Stratus Properties Inc.
(STRS) is the more profitable company, earning 3. 6% net margin versus -13. 0% for Clipper Realty Inc. — meaning it keeps 3. 6% of every revenue dollar as bottom-line profit. Operating margin tells a similar story: CLPR leads at 2. 7% versus -4. 0% for STRS. At the gross margin level — before operating expenses — CLPR leads at 80. 2%, reflecting greater pricing power or product mix advantage. Stronger margins indicate durable pricing power, lower cost of revenue, or higher mix of software/services. They are one of the clearest signs of business quality.
06Which pays a better dividend — STRS or CLPR?
All stocks in this comparison pay dividends.
Clipper Realty Inc. (CLPR) offers the highest yield at 13. 9%, versus 0. 2% for Stratus Properties Inc. (STRS).
07Is STRS or CLPR better for a retirement portfolio?
For long-horizon retirement investors, Clipper Realty Inc.
(CLPR) is the stronger choice — it scores higher on the combination of lower volatility, dividend reliability, and long-term compounding (low volatility (β 0. 95), 13. 9% yield).
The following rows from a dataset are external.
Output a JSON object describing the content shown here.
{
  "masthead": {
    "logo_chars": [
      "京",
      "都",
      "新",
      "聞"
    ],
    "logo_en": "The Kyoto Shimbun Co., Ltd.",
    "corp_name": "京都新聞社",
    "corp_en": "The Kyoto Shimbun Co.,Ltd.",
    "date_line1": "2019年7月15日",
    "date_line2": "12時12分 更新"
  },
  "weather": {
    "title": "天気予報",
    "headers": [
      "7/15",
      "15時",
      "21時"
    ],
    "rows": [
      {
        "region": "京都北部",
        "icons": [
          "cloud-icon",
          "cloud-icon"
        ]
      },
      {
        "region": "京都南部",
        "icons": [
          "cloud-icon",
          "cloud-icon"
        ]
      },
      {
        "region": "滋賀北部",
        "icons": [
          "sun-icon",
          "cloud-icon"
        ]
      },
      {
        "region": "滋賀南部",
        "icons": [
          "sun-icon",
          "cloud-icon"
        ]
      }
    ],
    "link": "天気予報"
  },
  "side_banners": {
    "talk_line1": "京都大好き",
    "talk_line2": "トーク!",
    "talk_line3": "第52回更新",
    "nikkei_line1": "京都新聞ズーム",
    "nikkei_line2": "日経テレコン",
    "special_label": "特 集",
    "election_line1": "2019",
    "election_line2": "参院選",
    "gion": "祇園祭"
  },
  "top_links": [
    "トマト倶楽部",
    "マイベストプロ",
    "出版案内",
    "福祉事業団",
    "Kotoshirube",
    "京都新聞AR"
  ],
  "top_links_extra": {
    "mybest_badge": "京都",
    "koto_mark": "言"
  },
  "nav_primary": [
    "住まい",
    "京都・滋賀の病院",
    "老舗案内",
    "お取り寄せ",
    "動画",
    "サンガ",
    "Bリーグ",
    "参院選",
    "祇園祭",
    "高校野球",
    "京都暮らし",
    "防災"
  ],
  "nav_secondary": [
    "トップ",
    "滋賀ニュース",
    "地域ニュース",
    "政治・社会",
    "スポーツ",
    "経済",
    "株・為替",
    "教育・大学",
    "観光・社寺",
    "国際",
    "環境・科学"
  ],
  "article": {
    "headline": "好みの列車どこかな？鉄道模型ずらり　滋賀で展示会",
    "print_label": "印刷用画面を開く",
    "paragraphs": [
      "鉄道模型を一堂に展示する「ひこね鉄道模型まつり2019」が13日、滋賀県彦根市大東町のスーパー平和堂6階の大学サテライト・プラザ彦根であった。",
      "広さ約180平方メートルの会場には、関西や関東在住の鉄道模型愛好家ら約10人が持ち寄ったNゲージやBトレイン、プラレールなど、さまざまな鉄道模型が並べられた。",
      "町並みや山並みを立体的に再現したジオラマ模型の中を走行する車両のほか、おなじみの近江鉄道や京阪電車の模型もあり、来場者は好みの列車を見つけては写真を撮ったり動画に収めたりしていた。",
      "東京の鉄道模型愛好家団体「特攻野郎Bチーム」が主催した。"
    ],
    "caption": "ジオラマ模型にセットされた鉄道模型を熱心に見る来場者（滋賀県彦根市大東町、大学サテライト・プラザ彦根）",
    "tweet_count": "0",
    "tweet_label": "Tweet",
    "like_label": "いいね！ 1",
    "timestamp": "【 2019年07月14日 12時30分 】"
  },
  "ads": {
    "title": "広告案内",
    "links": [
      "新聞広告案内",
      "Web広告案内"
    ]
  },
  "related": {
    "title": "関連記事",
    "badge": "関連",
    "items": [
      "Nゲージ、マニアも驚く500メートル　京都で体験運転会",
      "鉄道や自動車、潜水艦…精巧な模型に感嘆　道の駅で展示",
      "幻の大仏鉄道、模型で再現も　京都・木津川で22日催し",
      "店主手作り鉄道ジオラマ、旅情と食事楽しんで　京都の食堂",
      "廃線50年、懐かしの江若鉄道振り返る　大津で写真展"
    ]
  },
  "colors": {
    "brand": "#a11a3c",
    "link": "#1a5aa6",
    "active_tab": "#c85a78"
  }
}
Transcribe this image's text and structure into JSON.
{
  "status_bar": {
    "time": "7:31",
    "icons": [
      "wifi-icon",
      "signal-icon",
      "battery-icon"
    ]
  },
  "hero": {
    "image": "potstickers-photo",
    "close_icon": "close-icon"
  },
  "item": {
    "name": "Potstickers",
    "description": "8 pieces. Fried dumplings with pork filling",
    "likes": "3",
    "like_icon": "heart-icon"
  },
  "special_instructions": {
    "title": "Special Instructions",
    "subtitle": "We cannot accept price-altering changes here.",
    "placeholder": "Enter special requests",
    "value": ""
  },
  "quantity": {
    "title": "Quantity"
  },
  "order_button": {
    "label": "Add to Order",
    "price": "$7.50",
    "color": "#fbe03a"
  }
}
Both have compounded well over 10 years (CLPR: -50. 9%, STRS: +49. 0%), confirming both are viable long-term holds — but the lower-volatility option typically results in less emotional selling during corrections. Retirement portfolios generally favour predictability over maximum returns. Consult a financial advisor before making allocation decisions.
08What are the main differences between STRS and CLPR?
Both stocks operate in the Real Estate sector, making this a peer-level intra-sector comparison — the same macro tailwinds and headwinds will affect both.
In terms of investment character: STRS is a small-cap high-growth stock; CLPR is a small-cap income-oriented stock. CLPR pays a dividend while STRS does not, making them suitable for different income and tax situations. These fundamental differences mean investors should not choose between them on a single metric — the "better stock" depends entirely on which of these characteristics aligns with your investment strategy.